Boiler System Improvements to Enhance Efficiency
EN Engineering partnered with a major barge cleaning and marine repair facility to assess their steam system and recommend economic efficiency improvements.
The client had several package boilers that were used for heating water to wash barges and for boiler feedwater de-aeration. At times, only one boiler was operated in idle while two other boilers were not running. The client requested a detailed study of the boilers and steam system usage to determine if hot water heaters could economically be used to heat barge wash water instead of the steam from the package boilers.

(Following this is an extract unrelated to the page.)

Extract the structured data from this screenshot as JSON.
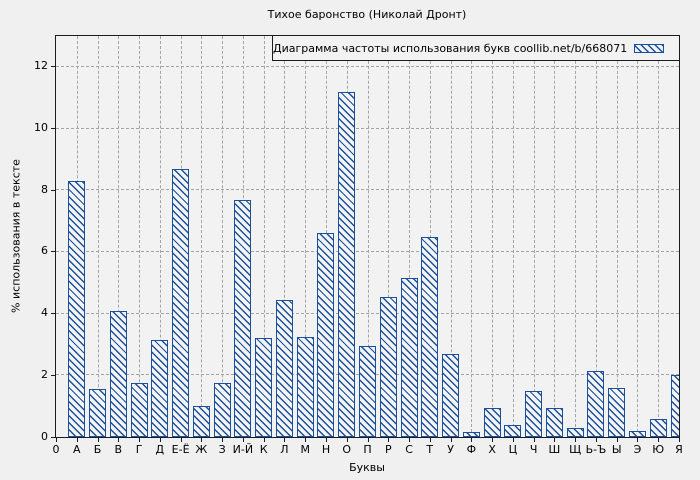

EN Engineering conducted a front-end engineering design (FEED) study of the package steam boilers and steam distribution usage. The study included the boiler steam production, the tankage heat losses, the transfer pumps horsepower requirements, the steam-to-water plate heat exchanger analysis, the heat loss from the steam piping, the barge wash water flow and cleaning frequency, the cost and installation of any new equipment such as new hot water heaters, and the demolition and removal of existing equipment. A FEED cost analysis was completed and a discounted cash flow (DCF) rate of return on investment (ROI) was done to determine if the project met the client’s internal DCF-ROI hurtle rate to proceed with the project. A detailed interactive Excel program with graphics was developed to perform engineering and economic analyses.
For the cost analysis, EN Engineering provided the cost of the detailed design, including piping design, electrical design, PLC programming, equipment specifications, as well as procurement assistance and on-site construction support to meet the customer’s goal of improving the economical efficiency of the system. The EN Engineering team presented a detailed design and cost estimate to the client, and the analysis proved that the existing system was more economical to operate than investing capital for a different system. The DCF-ROI fell short of the client internal hurtle rate.
A detailed FEED study and cost analysis proved the existing system was more economical than investing in a new system.